Мать Валерия Гаврилина, Клавдия Михайловна, директор детского дома, собирала бездомных ребят, оборванных бродяжек, которые не знали ни своих адресов, ни фамилий. Нянюшка, крестная Валеры и две ее сестры выплетали кружевные панно по двадцати квадратных метров площадью – государство их продавало за валюту, а мастерицам платили гроши, двенадцать рублей каждой – на всё, про всё.
«Моя мать получала пятьсот рублей зарплаты, так она считалась богатой женщиной», – вспоминал композитор. Многие завидовали...
В 1950 году К.М. Гаврилину арестовали по ложному доносу, а ее сын был доставлен в детский дом – без обуви, без пальто, смертельно напуганный. Тюрьма, лагерь.
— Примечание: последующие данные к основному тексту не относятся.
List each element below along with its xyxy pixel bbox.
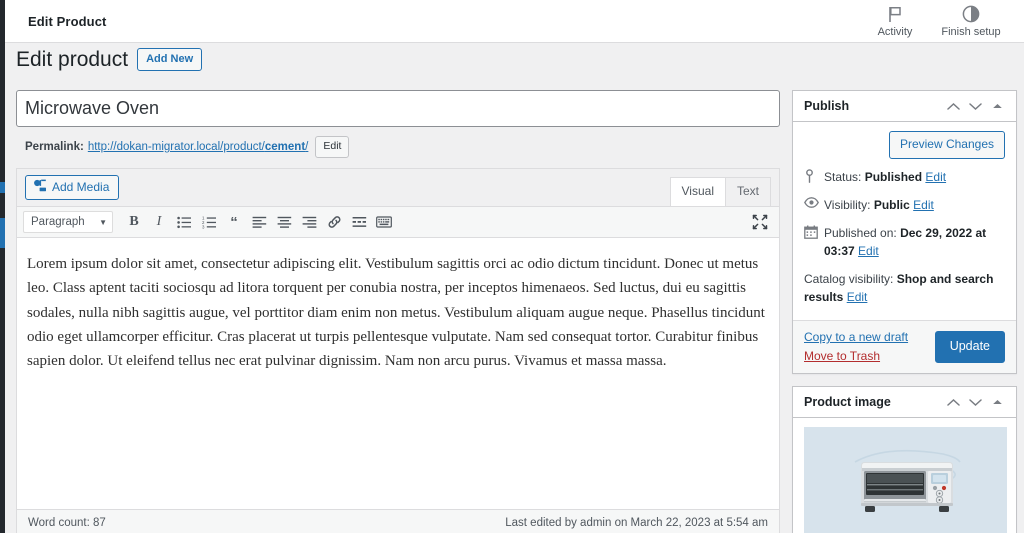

Редкие свидания с матерью запомнились навсегда.
Годы не стерли всё то, что потом узнавалось мгновенно – в фильмах, спектаклях, книгах, общении: жесты, сленг, приметы быта. «Я вот из-за этого не могу даже оценить такого артиста, как Высоцкий. Его исполнительская манера напоминает мне то, что я слышал тогда», – писал композитор впоследствии.
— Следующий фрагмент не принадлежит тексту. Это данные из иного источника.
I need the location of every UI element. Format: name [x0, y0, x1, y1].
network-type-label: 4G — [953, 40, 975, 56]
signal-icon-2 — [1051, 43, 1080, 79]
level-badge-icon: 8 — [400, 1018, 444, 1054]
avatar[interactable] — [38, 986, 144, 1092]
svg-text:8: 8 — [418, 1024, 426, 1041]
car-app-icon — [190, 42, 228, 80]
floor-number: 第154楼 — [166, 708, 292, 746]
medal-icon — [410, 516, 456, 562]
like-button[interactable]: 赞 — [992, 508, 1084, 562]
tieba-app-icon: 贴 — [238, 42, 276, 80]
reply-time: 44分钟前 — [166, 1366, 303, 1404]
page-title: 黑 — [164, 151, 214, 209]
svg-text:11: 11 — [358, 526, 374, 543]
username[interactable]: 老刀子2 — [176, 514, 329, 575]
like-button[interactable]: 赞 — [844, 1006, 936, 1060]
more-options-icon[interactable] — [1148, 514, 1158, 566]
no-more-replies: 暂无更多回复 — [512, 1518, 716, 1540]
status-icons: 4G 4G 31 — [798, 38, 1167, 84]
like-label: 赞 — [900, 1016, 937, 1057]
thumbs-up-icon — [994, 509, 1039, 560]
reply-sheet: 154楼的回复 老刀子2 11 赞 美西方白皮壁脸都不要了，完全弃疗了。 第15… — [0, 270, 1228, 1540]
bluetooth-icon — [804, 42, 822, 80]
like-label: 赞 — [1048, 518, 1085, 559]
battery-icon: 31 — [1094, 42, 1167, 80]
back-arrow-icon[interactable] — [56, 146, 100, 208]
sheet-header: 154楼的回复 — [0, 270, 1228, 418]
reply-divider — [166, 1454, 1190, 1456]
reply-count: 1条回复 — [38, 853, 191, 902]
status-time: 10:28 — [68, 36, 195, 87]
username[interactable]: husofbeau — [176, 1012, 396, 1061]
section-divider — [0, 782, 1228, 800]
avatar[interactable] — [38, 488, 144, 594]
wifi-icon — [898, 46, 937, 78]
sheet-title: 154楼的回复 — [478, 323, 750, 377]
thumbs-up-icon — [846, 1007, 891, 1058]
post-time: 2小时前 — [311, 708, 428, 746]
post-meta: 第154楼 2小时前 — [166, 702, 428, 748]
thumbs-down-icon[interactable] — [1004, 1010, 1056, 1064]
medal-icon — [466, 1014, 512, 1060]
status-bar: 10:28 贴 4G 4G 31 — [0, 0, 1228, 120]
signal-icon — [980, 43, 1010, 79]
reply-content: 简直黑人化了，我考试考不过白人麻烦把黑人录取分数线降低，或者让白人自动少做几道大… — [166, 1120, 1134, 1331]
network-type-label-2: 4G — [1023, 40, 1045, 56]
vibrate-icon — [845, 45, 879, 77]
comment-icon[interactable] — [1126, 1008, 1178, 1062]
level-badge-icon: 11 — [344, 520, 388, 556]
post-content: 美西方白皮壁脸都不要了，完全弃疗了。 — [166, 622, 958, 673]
Учился Валерий неважно, с двойки на тройку, но в хоровом классе, а потом и в музыкальной школе отмечали, хвалили, уговаривали воспитателей не посылать в ФЗУ (обычный удел детдомовских ребят). Молоденькая учительница музыки Татьяна Дмитриевна Томашевская решилась показать его ленинградскому пианисту – педагогу И.М. Белоземцеву, приехавшему в Вологду. «Ого, какой переросток! И вы такого большого стали учить на фортепиано?» – сказал педагог. Однако, послушав, рекомендовал везти в Ленинград, в школу для одаренных детей.
Осенью 1953-го Клавдию Михайловну освободили, как и многих после смерти Сталина, полностью реабилитировав. А летом еще ее сын уехал в город, держал экзамены и был зачислен в музыкальную спецшколу-десятилетку, в класс кларнета.
В детдоме Валерия проводили в лучшем виде, собрали одежду, дали ботинки, почти новые, белья. Денег дали – чуть ли ни в первый раз держал в руках такое количество, казалось: ой, как много! Ленинград поначалу испугал, не понравился: толпы незнакомых людей, машины, автобусы, давка, всюду грязь и копоть... «Я никак не мог увидеть той красоты, про которую читал и которую видел на открытках», – вспоминал Гаврилин.
С деньгами обращаться не привык, и они быстро разошлись неизвестно куда, причем так, что к первому сентября не осталось даже трех копеек на трамвай. Поэтому встал в пять утра и от Автово (где летом жил в консерваторском общежитии) до центра шел пешком – зайцем ехать не позволяла врожденная честность.
Много лет спустя, уже известным композитором Валерий Гаврилин вот так же шел по шпалам из дачного Комарово в Ленинград домой – повздорил с домашними, выскочил без копейки, на электричку не было денег, а путь неблизкий. И разве нет все той же крестьянской убежденной честности в любом из его сочинений?
«Мне страшно хотелось учиться музыке, но когда в первые два дня я увидел, что делают ребята, как они играют, то меня взяла оторопь. Я решил, что мне надо что-то придумать. Я занимался почти сутками, в первое время спал по четыре часа».
Валерия поселили в интернате, в огромной комнате, где размещалось пятнадцать или шестнадцать кроватей, но было весело, интересно, часами спорили о новой музыке, композиторах, исполнителях. Гаврилин был из первых энтузиастов: играл Стравинского и Салманова, лежа в постели (прямо в одежде, ноги в ботинках – на металлической перекладине, так удобнее) слушал записи симфоний Шостаковича, которые знал почти наизусть. Под общий гогот иногда отпускал сентенцию вроде: «А знаете, ребята, вообще я не очень люблю эту вашу музыку. Мне больше нравятся "Валенки" Лидии Руслановой».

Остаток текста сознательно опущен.